For the clearest in-app usage number, create a dedicated OpenRouter API key for pinakea. If you share the same key with other tools, OpenRouter’s key-wide monthly usage will include those tools too.

Setup

  1. Create an account at openrouter.ai.
  2. Add credit in OpenRouter.
  3. Create an API key in OpenRouter’s Keys area.
  4. Set a spending limit on that key if you want a hard cap.
  5. Paste the key into Settings -> AI -> Global in pinakea.
  6. Optional: choose a non-default online text model under Settings -> AI -> Online Model for the current Set.

pinakea validates the key and then uses it for cloud AI features.

Where the key is used

In Online Mode, OpenRouter is used for the full cloud pipeline: embeddings, automatic item summaries, titles, tags, chat, full item summaries, day/daypart summaries, and AI tag consolidation.

In Mixed Mode, the high-volume automatic pipeline stages can run locally on your Mac: embeddings, automatic item summary generation, titles, and tags.

Chat, full item summaries, day/daypart summaries, and AI tag consolidation still use OpenRouter.

See LLM Cost (OpenRouter) for the current cost breakdown.

Cost control

OpenRouter costs depend on content length, provider pricing, the selected online model, and how much work is regenerated. DeepSeek is the default because it is by far the lowest-cost selectable text model; Gemini, Grok, and GPT options cost multiple times more. pinakea does not publish a fixed cost calculator because the real number comes from OpenRouter usage.

Use these controls:

  • set a spending limit on the API key,
  • use a dedicated key for pinakea,
  • watch pinakea’s status bar,
  • check OpenRouter’s dashboard,
  • avoid automatic top-up unless you intentionally want it.
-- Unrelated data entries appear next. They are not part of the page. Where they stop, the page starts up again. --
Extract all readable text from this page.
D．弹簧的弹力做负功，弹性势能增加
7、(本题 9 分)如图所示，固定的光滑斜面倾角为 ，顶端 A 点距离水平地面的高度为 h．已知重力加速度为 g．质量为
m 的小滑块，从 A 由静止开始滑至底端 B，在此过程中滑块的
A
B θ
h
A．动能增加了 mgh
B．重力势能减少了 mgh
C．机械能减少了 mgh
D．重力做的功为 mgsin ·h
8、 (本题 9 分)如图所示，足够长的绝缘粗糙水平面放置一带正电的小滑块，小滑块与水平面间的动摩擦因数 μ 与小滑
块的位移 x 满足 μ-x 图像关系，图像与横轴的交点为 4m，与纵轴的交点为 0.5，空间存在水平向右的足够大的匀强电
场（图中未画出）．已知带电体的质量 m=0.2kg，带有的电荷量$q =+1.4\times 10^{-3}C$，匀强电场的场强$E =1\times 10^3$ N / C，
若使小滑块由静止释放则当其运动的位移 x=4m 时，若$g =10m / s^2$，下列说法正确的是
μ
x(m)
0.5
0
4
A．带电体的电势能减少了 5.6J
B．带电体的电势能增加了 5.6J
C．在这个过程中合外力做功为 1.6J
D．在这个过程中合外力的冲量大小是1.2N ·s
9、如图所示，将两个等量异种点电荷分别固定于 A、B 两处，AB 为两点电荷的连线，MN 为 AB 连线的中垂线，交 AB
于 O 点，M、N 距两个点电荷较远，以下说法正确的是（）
If the key runs out of credit or reaches its limit, OpenRouter returns a payment-required error and pinakea shows the issue instead of silently continuing.

Privacy

When you use cloud AI, the content needed for that request travels from your Mac to OpenRouter and then to the selected provider using OpenRouter’s Zero Data Retention routing policy. pinakea requests ZDR for every selectable text model and for embeddings. OpenRouter may still process account and request metadata under its own terms, so use a dedicated key and OpenRouter’s spend controls if you want the cleanest separation.

pinakea does not proxy cloud AI requests through its own servers. Your original files, local database, search index, summaries, and chat history stay on your Mac.

For the full data-handling model, see Privacy.